= Canadian Pork Council =

The Canadian Pork Council is a Canadian national trade association for the hog producers of the country. It is an industry trade group associated with the pork industry. The CPC represents over 7,000 farms in nine provinces.

==History==
In 1966, hog producers in Canada formed the Canadian Swine Council for the purpose of negotiating and developing a new pork grading system.

It was later renamed as the title reads.

The Council serves members "through its national and international policy advocacy efforts, as well as through the development and implementation of initiatives dealing with food safety, animal care, traceability, animal health, environmental management, international trade and nutrition."

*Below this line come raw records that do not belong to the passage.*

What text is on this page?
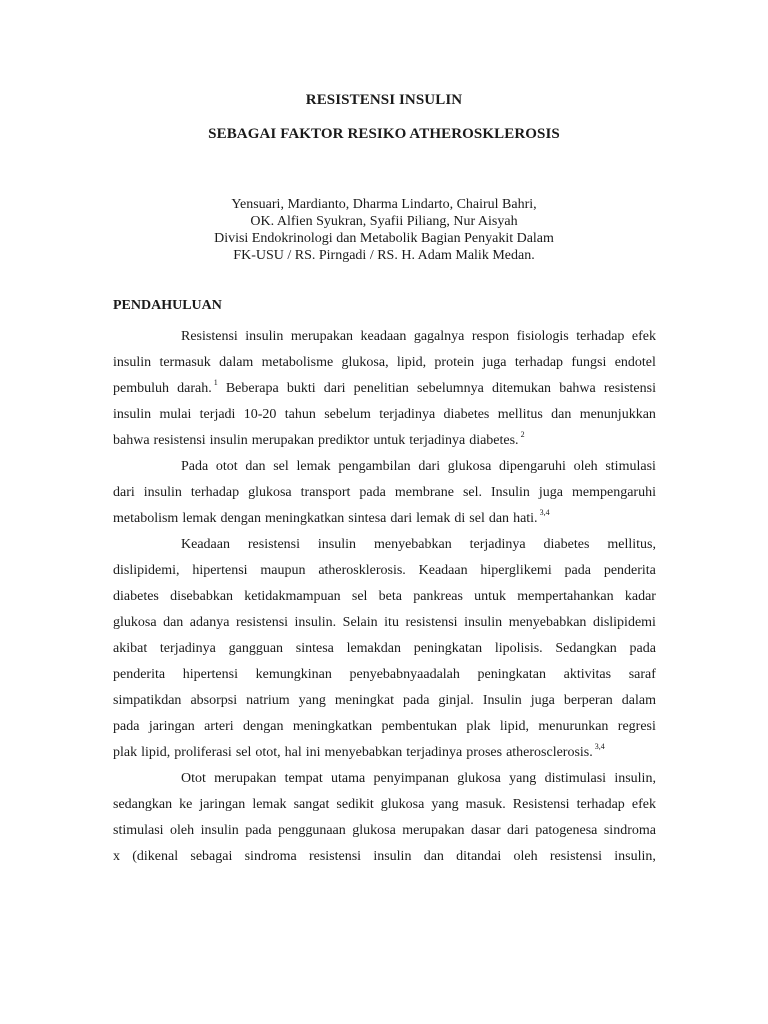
RESISTENSI INSULIN
SEBAGAI FAKTOR RESIKO ATHEROSKLEROSIS
Yensuari, Mardianto, Dharma Lindarto, Chairul Bahri,
OK. Alfien Syukran, Syafii Piliang, Nur Aisyah
Divisi Endokrinologi dan Metabolik Bagian Penyakit Dalam
FK-USU / RS. Pirngadi / RS. H. Adam Malik Medan.
PENDAHULUAN
Resistensi insulin merupakan keadaan gagalnya respon fisiologis terhadap efek
insulin termasuk dalam metabolisme glukosa, lipid, protein juga terhadap fungsi endotel
pembuluh darah. $^1$ Beberapa bukti dari penelitian sebelumnya ditemukan bahwa resistensi
insulin mulai terjadi 10-20 tahun sebelum terjadinya diabetes mellitus dan menunjukkan
bahwa resistensi insulin merupakan prediktor untuk terjadinya diabetes. $^2$
Pada otot dan sel lemak pengambilan dari glukosa dipengaruhi oleh stimulasi
dari insulin terhadap glukosa transport pada membrane sel. Insulin juga mempengaruhi
metabolism lemak dengan meningkatkan sintesa dari lemak di sel dan hati. $^{3,4}$
Keadaan resistensi insulin menyebabkan terjadinya diabetes mellitus,
dislipidemi, hipertensi maupun atherosklerosis. Keadaan hiperglikemi pada penderita
diabetes disebabkan ketidakmampuan sel beta pankreas untuk mempertahankan kadar
glukosa dan adanya resistensi insulin. Selain itu resistensi insulin menyebabkan dislipidemi
akibat terjadinya gangguan sintesa lemakdan peningkatan lipolisis. Sedangkan pada
penderita hipertensi kemungkinan penyebabnyaadalah peningkatan aktivitas saraf
simpatikdan absorpsi natrium yang meningkat pada ginjal. Insulin juga berperan dalam
pada jaringan arteri dengan meningkatkan pembentukan plak lipid, menurunkan regresi
plak lipid, proliferasi sel otot, hal ini menyebabkan terjadinya proses atherosclerosis. $^{3,4}$
Otot merupakan tempat utama penyimpanan glukosa yang distimulasi insulin,
sedangkan ke jaringan lemak sangat sedikit glukosa yang masuk. Resistensi terhadap efek
stimulasi oleh insulin pada penggunaan glukosa merupakan dasar dari patogenesa sindroma
x (dikenal sebagai sindroma resistensi insulin dan ditandai oleh resistensi insulin,
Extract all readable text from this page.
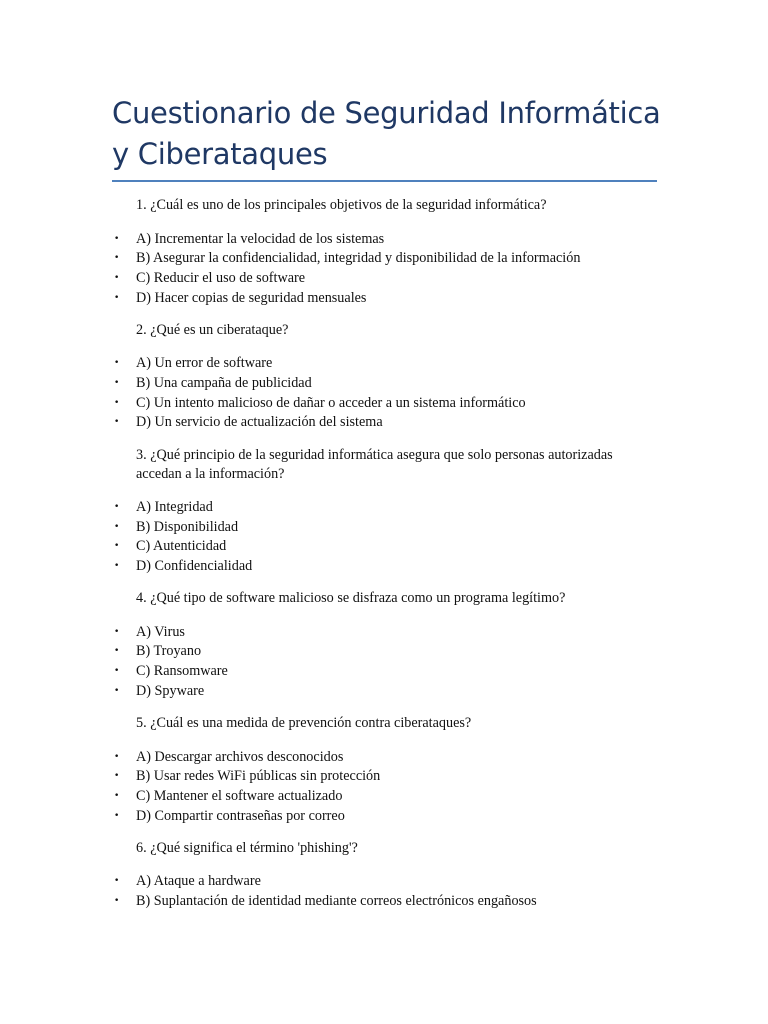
Cuestionario de Seguridad Informática y Ciberataques

1. ¿Cuál es uno de los principales objetivos de la seguridad informática?

• A) Incrementar la velocidad de los sistemas
• B) Asegurar la confidencialidad, integridad y disponibilidad de la información
• C) Reducir el uso de software
• D) Hacer copias de seguridad mensuales

2. ¿Qué es un ciberataque?

• A) Un error de software
• B) Una campaña de publicidad
• C) Un intento malicioso de dañar o acceder a un sistema informático
• D) Un servicio de actualización del sistema

3. ¿Qué principio de la seguridad informática asegura que solo personas autorizadas accedan a la información?

• A) Integridad
• B) Disponibilidad
• C) Autenticidad
• D) Confidencialidad

4. ¿Qué tipo de software malicioso se disfraza como un programa legítimo?

• A) Virus
• B) Troyano
• C) Ransomware
• D) Spyware

5. ¿Cuál es una medida de prevención contra ciberataques?

• A) Descargar archivos desconocidos
• B) Usar redes WiFi públicas sin protección
• C) Mantener el software actualizado
• D) Compartir contraseñas por correo

6. ¿Qué significa el término 'phishing'?

• A) Ataque a hardware
• B) Suplantación de identidad mediante correos electrónicos engañosos
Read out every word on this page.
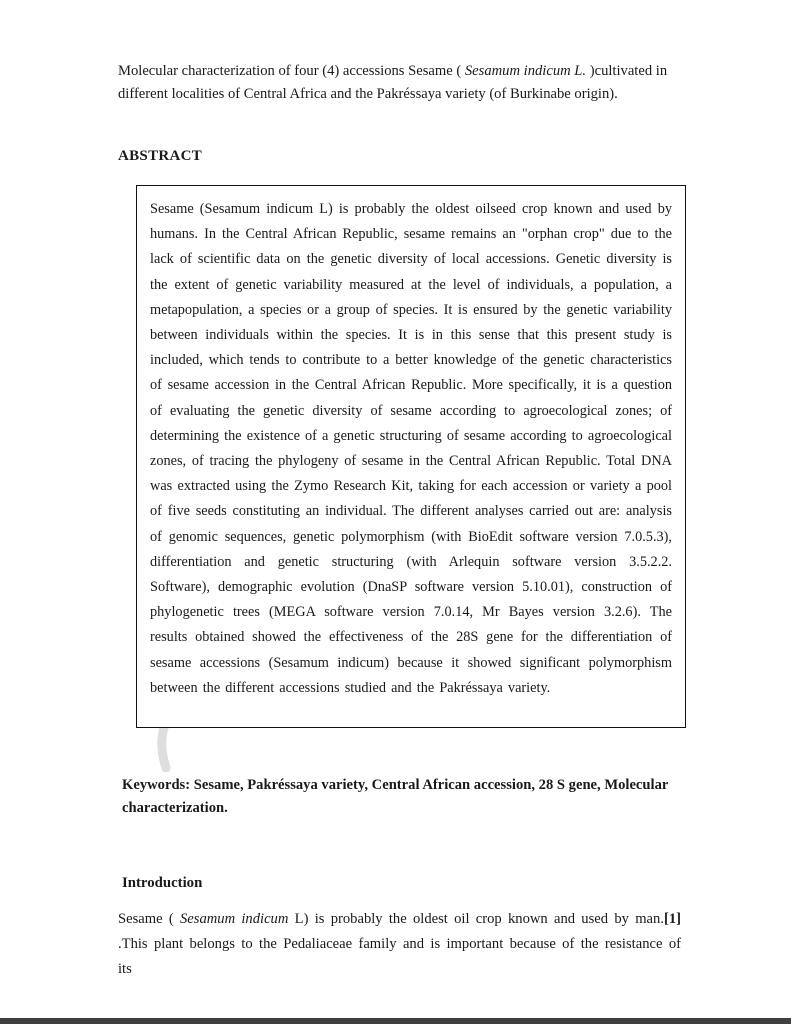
Molecular characterization of four (4) accessions Sesame ( Sesamum indicum L. )cultivated in different localities of Central Africa and the Pakréssaya variety (of Burkinabe origin).

ABSTRACT

Sesame (Sesamum indicum L) is probably the oldest oilseed crop known and used by humans. In the Central African Republic, sesame remains an "orphan crop" due to the lack of scientific data on the genetic diversity of local accessions. Genetic diversity is the extent of genetic variability measured at the level of individuals, a population, a metapopulation, a species or a group of species. It is ensured by the genetic variability between individuals within the species. It is in this sense that this present study is included, which tends to contribute to a better knowledge of the genetic characteristics of sesame accession in the Central African Republic. More specifically, it is a question of evaluating the genetic diversity of sesame according to agroecological zones; of determining the existence of a genetic structuring of sesame according to agroecological zones, of tracing the phylogeny of sesame in the Central African Republic. Total DNA was extracted using the Zymo Research Kit, taking for each accession or variety a pool of five seeds constituting an individual. The different analyses carried out are: analysis of genomic sequences, genetic polymorphism (with BioEdit software version 7.0.5.3), differentiation and genetic structuring (with Arlequin software version 3.5.2.2. Software), demographic evolution (DnaSP software version 5.10.01), construction of phylogenetic trees (MEGA software version 7.0.14, Mr Bayes version 3.2.6). The results obtained showed the effectiveness of the 28S gene for the differentiation of sesame accessions (Sesamum indicum) because it showed significant polymorphism between the different accessions studied and the Pakréssaya variety.

Keywords: Sesame, Pakréssaya variety, Central African accession, 28 S gene, Molecular characterization.

Introduction

Sesame ( Sesamum indicum L) is probably the oldest oil crop known and used by man.[1] .This plant belongs to the Pedaliaceae family and is important because of the resistance of its
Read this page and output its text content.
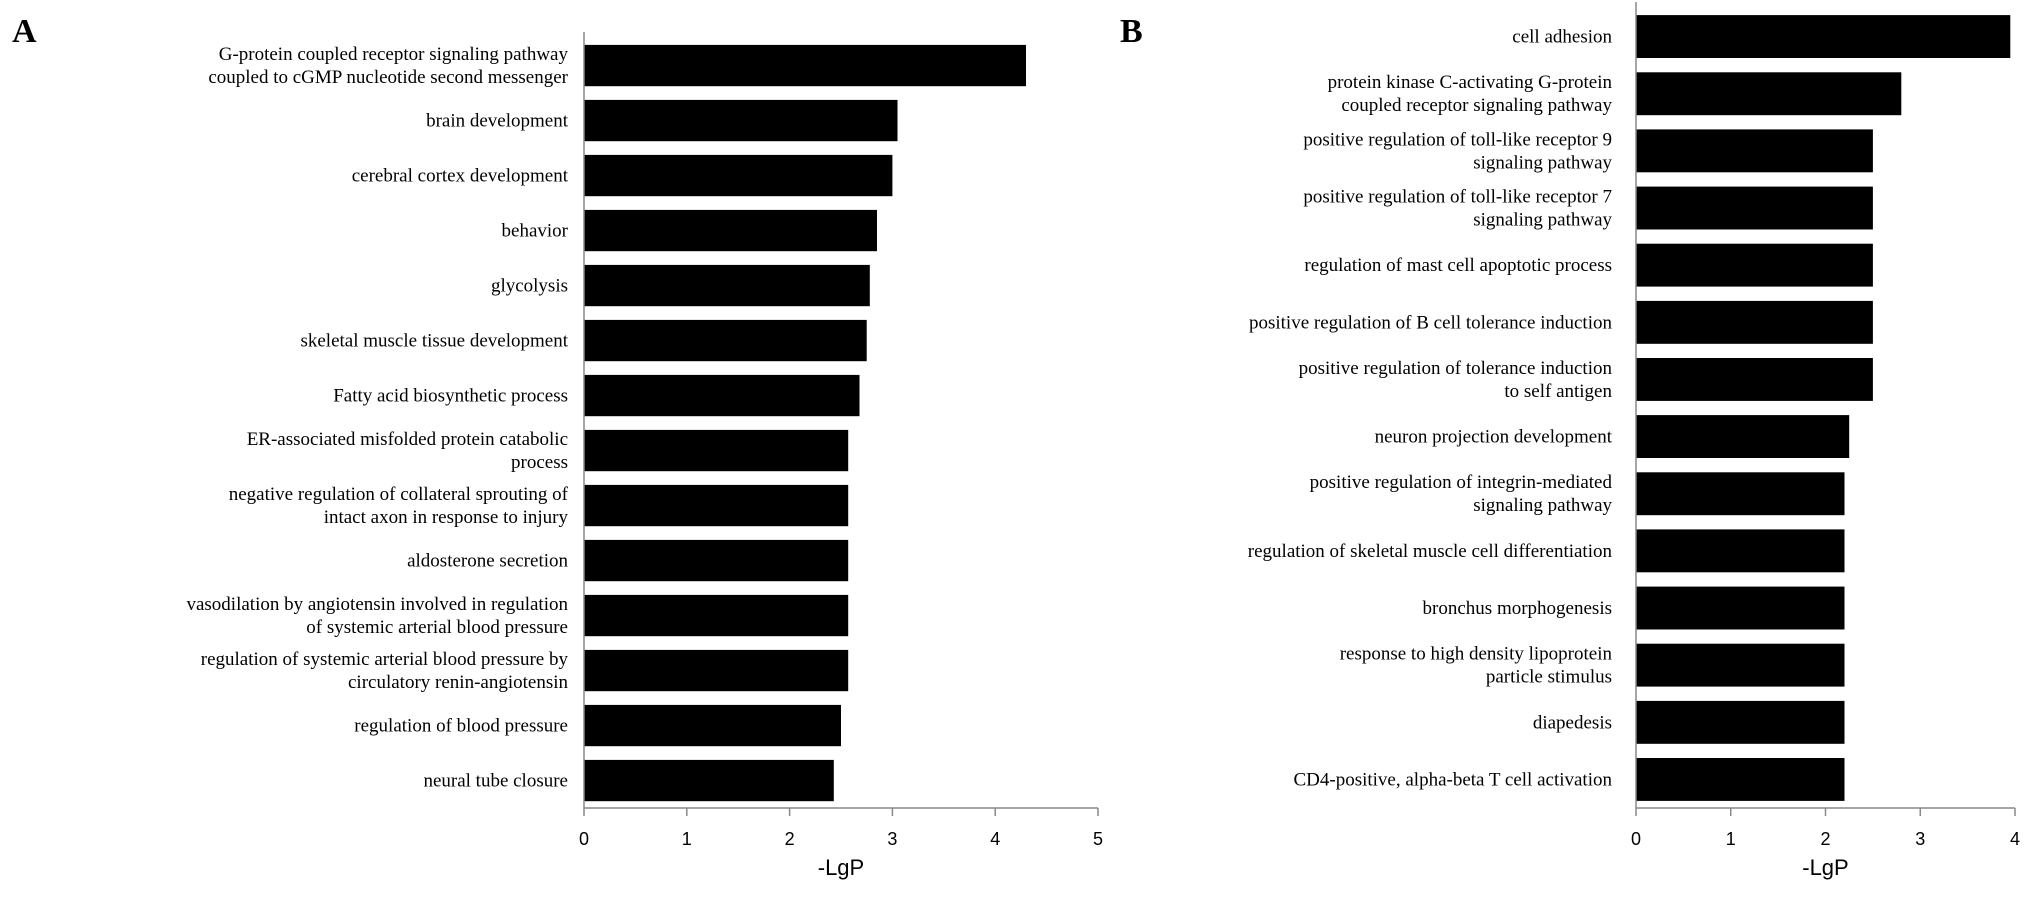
A
G-protein coupled receptor signaling pathway coupled to cGMP nucleotide second messenger
brain development
cerebral cortex development
behavior
glycolysis
skeletal muscle tissue development
Fatty acid biosynthetic process
ER-associated misfolded protein catabolic process
negative regulation of collateral sprouting of intact axon in response to injury
aldosterone secretion
vasodilation by angiotensin involved in regulation of systemic arterial blood pressure
regulation of systemic arterial blood pressure by circulatory renin-angiotensin
regulation of blood pressure
neural tube closure
0	1	2	3	4	5
-LgP
B	cell adhesion
protein kinase C-activating G-protein coupled receptor signaling pathway
positive regulation of toll-like receptor 9 signaling pathway
positive regulation of toll-like receptor 7 signaling pathway
regulation of mast cell apoptotic process
positive regulation of B cell tolerance induction
positive regulation of tolerance induction to self antigen
neuron projection development
positive regulation of integrin-mediated signaling pathway
regulation of skeletal muscle cell differentiation
bronchus morphogenesis
response to high density lipoprotein particle stimulus
diapedesis
CD4-positive, alpha-beta T cell activation
0	1	2	3	4
-LgP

During the COVID-19 pandemic, hog producers were unhappy due to closed slaughterhouses and closed restaurants, and lost money on every animal they sold. Human cases of COVID-19 disease "at American pork-processing plants, including in South Dakota and Iowa, have temporarily closed facilities and slashed the number of hogs being processed every day by an estimated 60,000." A finishing pig that commanded $180 in January 2020 is now worth around $130. The producers want reinstated the federal government subsidy called the "set-aside program, which compensates producers for feeding the animals they hold back (from the slaughterhouses) a maintenance diet. The program was first implemented during the BSE crisis" of 25 years before.